Your Credit Breakdown:
Lenders will look at either your FICO or VantageScore credit scores to determine your eligibility.
While many banks and credit unions will also send you a copy of your FICO score on a regular basis, it is good to know exactly what factors go into making up the score you receive.
Your credit score is broken up into five parts — about 35% of your score comes from previous payments —whether you paid on time or were delinquent, and for how long. About 30% is determined by the amounts currently owed and debt carried over instead of paid after each month. Another 15% takes into account your average credit ‘age,’ or how old your accounts are, and how active those accounts are. Ten percent evaluates how well you handle different types of credit such as revolving or installment debts, and the final ten percent weighs recent attempts to accrue additional credit such as opening new accounts and certain credit score inquiries.
Boosting Your Score:
If you’re asking yourself how to build credit quickly, there are a few different routes that can help you boost your score. While it may take at least six months to begin seeing improvements, restoring credit can be a truly worthwhile process.

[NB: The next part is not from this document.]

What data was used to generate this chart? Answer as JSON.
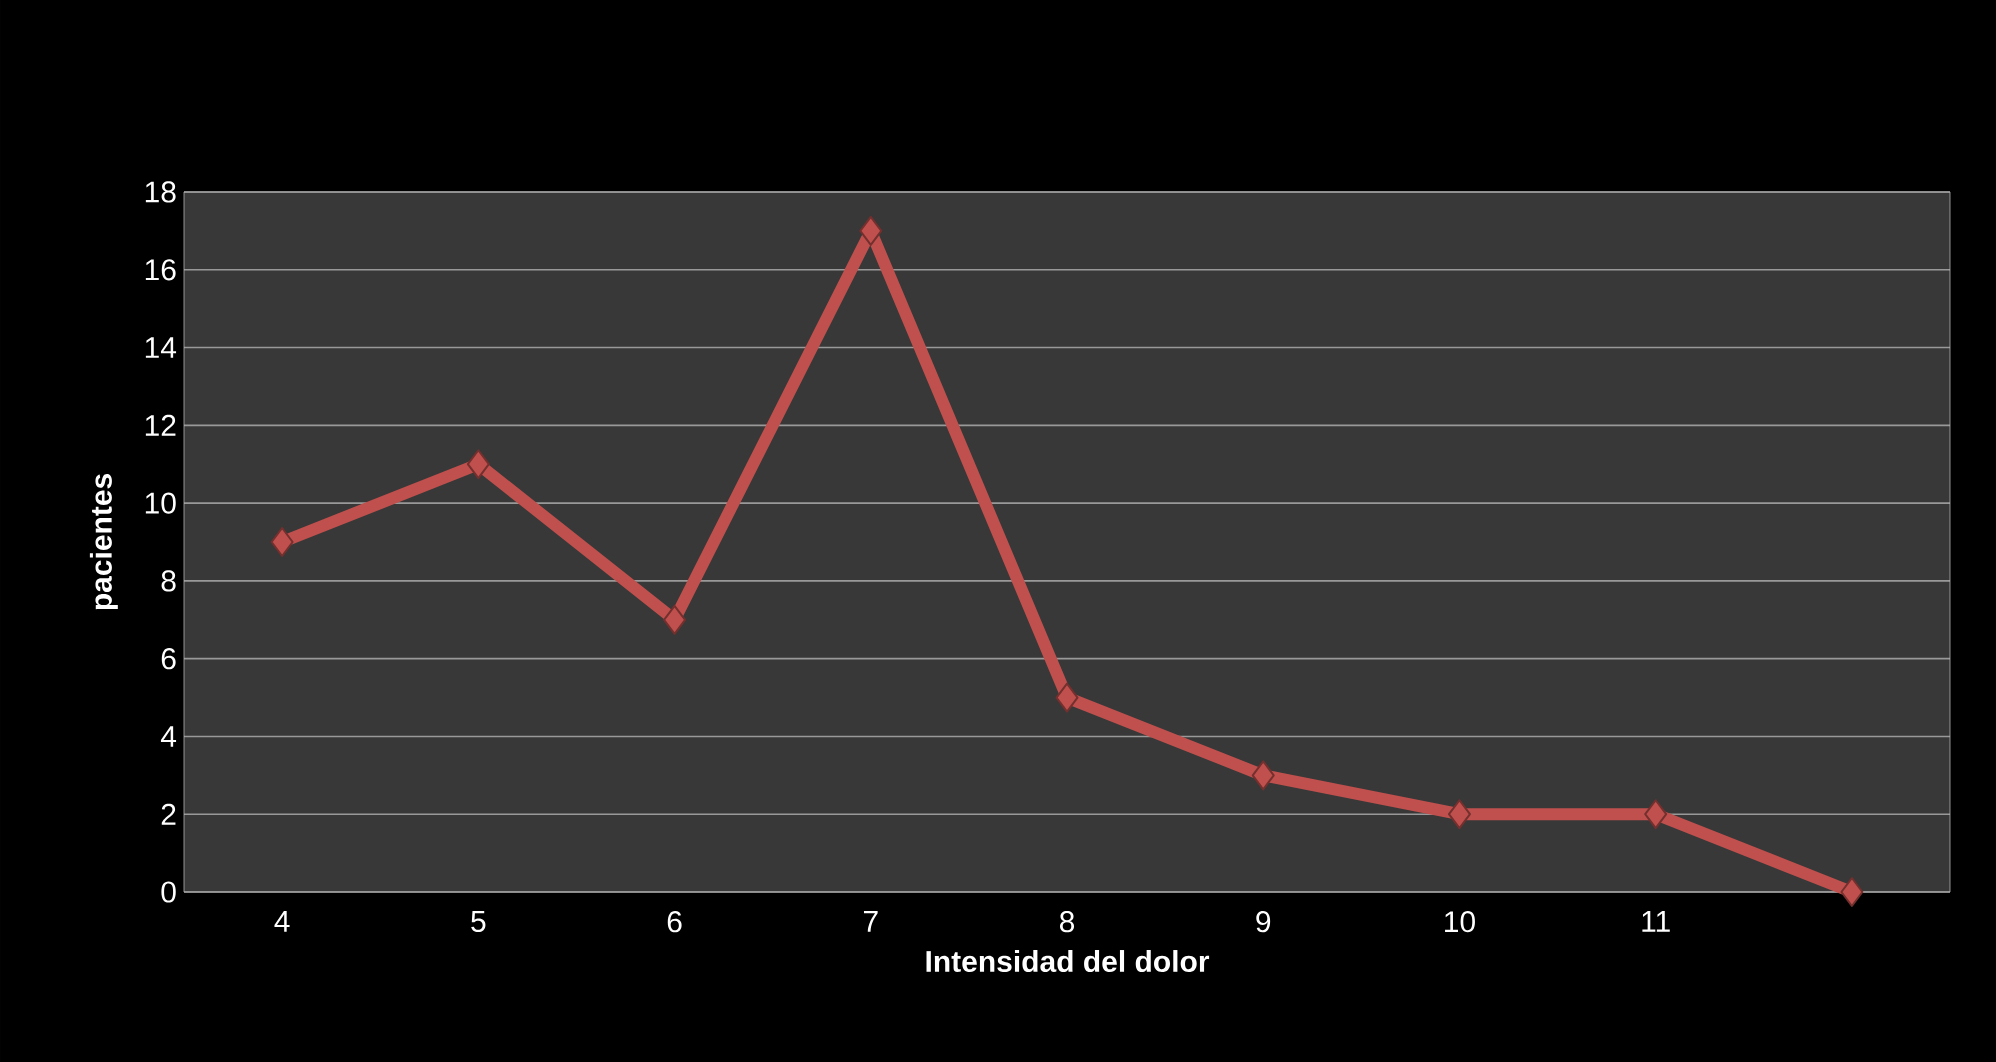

One of your biggest credit-builders comes from your ability to faithfully make payments on a monthly basis. Do this not only for credit cards, but also for any other debts or bills you hold. This positive repayment history will begin to outweigh past delinquencies and start building that score back up. If you are unable to pay in full, try to keep a maximum of 30% of your credit balance out at a time.
Second, be sure to keep older credit accounts open even if you no longer need them. If they do not charge annual fees or interest, having older accounts helps to reflect well on your reliability. Also, since this score comes from your accounts’ average ages, try not to open too many new accounts at once.
Third, review your credit reports—check for any errors and follow up on any questions that arise. Don’t be afraid to dispute a score you are not sure you have earned.
Establishing and maintaining good credit will enable you not only to get a credit card with rewards, but will also give you freedom to get a great mortgage loan and build a wealth of memories with friends and family. With a little effort, building good credit can be a rewarding and fulfilling effort.